Unusually high noise levels at an oil and gas construction site off the east coast of Russia is frightening endangered whales out of their feeding grounds, environment groups are claiming.


“I feel that a huge construction bulldozer is working near my tent,” says Natalia Illarionova, who monitors the western grey whales for the campaign group WWF from a camp on the island of Sakhalin. “I feel the vibration and hear the low, hollow rumble.”
Sakhalin Energy, a company partly owned by oil giant Shell, is in the final stages of installing two platforms 12 kilometres offshore to extract oil and gas from the seabed. The project, combined with its planned 800 kilometres of pipeline, is the world’s largest oil and gas extraction project. The company denies exceeding noise limits.
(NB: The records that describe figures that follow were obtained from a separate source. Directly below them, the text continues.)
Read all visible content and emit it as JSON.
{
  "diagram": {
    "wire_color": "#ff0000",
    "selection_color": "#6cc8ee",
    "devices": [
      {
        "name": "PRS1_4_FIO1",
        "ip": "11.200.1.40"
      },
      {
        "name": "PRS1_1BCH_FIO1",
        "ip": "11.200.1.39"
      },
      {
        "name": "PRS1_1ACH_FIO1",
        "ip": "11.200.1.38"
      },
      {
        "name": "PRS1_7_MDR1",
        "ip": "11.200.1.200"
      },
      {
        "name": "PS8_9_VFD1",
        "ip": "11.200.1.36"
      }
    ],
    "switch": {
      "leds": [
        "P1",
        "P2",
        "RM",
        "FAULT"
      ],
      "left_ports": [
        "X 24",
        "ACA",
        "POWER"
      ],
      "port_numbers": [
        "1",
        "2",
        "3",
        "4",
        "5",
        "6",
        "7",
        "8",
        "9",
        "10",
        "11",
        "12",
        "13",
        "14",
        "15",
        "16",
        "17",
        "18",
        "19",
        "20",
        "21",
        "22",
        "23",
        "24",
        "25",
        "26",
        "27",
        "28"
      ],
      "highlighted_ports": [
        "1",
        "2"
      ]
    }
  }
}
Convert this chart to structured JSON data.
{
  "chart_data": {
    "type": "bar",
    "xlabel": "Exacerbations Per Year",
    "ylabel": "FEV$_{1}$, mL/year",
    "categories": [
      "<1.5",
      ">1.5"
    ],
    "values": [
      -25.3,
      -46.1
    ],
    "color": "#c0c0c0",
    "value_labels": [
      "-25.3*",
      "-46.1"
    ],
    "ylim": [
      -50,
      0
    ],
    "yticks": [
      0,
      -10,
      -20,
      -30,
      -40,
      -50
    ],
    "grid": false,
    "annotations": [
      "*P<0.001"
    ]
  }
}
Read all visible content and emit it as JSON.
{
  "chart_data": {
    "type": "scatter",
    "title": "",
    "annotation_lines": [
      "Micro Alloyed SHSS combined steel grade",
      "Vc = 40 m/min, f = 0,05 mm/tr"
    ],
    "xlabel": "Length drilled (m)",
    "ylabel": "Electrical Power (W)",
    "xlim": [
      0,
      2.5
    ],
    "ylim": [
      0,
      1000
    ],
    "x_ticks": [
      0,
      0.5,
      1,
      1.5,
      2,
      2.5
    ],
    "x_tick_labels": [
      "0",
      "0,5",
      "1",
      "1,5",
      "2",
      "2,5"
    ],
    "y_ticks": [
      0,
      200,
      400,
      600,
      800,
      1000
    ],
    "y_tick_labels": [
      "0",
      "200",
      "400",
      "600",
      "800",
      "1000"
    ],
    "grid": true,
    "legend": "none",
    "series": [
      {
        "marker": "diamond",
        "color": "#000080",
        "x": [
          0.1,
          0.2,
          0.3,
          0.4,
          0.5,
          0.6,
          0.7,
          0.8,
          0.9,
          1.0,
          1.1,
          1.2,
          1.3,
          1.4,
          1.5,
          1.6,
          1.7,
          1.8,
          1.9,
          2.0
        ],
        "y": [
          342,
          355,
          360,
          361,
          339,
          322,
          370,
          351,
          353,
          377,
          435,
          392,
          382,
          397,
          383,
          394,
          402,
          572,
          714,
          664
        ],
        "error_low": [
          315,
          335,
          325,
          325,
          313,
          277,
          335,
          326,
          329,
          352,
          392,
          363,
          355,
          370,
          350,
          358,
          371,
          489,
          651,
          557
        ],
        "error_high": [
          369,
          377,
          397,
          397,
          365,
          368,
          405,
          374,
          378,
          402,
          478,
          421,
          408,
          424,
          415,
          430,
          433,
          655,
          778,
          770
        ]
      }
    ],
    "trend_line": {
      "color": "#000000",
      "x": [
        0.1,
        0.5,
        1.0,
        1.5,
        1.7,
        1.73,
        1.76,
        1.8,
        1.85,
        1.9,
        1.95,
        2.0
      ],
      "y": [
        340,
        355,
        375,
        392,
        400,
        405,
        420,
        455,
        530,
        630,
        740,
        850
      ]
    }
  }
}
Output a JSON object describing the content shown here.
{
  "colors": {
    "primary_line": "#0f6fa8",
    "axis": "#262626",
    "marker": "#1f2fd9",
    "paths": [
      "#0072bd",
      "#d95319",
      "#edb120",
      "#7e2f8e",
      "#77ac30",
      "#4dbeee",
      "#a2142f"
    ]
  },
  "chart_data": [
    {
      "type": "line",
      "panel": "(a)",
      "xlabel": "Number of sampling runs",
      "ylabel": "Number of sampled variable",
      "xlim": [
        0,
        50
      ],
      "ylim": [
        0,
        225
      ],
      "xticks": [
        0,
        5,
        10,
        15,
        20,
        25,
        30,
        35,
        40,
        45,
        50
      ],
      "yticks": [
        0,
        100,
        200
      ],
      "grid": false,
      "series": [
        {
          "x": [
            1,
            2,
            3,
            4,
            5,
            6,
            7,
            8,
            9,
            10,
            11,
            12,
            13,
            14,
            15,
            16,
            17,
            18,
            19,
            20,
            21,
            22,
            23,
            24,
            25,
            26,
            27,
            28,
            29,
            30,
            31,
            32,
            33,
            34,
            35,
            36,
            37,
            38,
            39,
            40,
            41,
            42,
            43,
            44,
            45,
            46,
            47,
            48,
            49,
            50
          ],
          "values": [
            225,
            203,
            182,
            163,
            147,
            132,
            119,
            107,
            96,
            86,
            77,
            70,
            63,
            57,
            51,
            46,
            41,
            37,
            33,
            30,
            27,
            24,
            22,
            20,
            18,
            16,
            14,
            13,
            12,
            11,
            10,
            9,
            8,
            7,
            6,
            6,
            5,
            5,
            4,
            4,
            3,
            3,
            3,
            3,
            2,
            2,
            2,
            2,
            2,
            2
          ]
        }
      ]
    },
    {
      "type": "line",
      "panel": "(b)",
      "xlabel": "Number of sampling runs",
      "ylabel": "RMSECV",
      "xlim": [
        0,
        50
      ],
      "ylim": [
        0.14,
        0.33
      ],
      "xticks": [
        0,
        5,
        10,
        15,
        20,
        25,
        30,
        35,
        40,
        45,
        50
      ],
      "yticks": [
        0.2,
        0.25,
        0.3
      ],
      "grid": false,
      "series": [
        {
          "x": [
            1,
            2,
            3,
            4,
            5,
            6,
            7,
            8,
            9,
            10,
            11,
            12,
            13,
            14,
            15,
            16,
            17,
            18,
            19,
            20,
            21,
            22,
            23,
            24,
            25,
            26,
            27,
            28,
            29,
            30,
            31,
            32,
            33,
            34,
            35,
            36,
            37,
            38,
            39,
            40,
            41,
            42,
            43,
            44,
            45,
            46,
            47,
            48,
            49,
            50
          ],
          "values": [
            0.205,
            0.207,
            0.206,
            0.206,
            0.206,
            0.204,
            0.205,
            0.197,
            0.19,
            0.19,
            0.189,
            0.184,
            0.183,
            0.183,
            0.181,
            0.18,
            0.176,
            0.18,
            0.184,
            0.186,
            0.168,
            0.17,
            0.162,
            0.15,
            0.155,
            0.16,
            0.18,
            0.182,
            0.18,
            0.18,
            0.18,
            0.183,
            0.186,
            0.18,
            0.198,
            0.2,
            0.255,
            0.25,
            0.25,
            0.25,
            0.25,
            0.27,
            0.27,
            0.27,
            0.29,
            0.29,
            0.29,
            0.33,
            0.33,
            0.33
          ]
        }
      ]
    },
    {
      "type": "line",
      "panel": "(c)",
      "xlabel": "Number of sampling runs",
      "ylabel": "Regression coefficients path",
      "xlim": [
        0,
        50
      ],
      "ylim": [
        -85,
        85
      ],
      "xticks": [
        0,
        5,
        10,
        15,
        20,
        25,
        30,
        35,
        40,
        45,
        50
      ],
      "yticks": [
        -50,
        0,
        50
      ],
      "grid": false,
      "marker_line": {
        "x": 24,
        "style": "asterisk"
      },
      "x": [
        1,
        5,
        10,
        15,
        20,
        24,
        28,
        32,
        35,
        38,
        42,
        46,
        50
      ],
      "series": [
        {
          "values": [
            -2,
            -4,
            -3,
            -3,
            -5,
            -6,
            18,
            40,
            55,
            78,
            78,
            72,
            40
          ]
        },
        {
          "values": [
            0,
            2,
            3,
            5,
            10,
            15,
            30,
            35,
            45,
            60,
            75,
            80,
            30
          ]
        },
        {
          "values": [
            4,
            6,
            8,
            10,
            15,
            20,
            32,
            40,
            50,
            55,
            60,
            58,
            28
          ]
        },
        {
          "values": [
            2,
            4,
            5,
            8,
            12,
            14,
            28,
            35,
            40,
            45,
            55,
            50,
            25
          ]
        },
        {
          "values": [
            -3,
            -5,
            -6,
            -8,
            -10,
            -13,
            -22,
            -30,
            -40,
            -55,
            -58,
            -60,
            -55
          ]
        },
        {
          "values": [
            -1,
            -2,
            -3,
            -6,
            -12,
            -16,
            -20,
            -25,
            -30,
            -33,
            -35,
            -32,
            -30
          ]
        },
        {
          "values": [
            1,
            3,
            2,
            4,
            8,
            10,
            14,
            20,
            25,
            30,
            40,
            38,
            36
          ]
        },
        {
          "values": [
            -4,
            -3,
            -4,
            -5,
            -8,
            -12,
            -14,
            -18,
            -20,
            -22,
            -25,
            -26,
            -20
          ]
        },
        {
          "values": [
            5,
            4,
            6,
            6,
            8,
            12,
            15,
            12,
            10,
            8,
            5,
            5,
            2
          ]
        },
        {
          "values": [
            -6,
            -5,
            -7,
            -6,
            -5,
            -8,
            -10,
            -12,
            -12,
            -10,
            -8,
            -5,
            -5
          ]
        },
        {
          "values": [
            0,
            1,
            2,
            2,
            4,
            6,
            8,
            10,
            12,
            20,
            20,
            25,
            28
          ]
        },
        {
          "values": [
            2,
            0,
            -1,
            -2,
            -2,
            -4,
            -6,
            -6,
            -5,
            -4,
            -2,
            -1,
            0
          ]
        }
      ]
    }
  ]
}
The waters around Sakhalin island are also the only known feeding ground for the western grey whales, which live in the Pacific. The whales – of which there are only about 100 remaining – come to Sakhalin to feed with their young after the ice has retreated in the summer. Where they feed in the winter remains a mystery.


WWF and Sakhalin Environment Watch, a Russian NGO, say noise levels over the weekend of 30 June and 1 July were unusually high. They say they did not see any whales over the weekend and are concerned the noise has frightened them away. Both groups have been monitoring the whales since construction in Sakhalin began three years ago.


“Our observers on Sakhalin normally see the whales every day unless the weather is foggy,” says James Leaton, WWF’s Oil and Gas Policy Advisor. “The visibility was good this weekend, but they did not see any whales.” Leaton says this is “highly unusual”.


According to WWF, Sakhalin Energy has agreed to not carry out work at 120 decibels for more than four hours at a time, in accordance with recommendations from its independent scientific advisors. But the environmental groups claim work at 120 decibels continued uninterrupted for 48 hours over the weekend.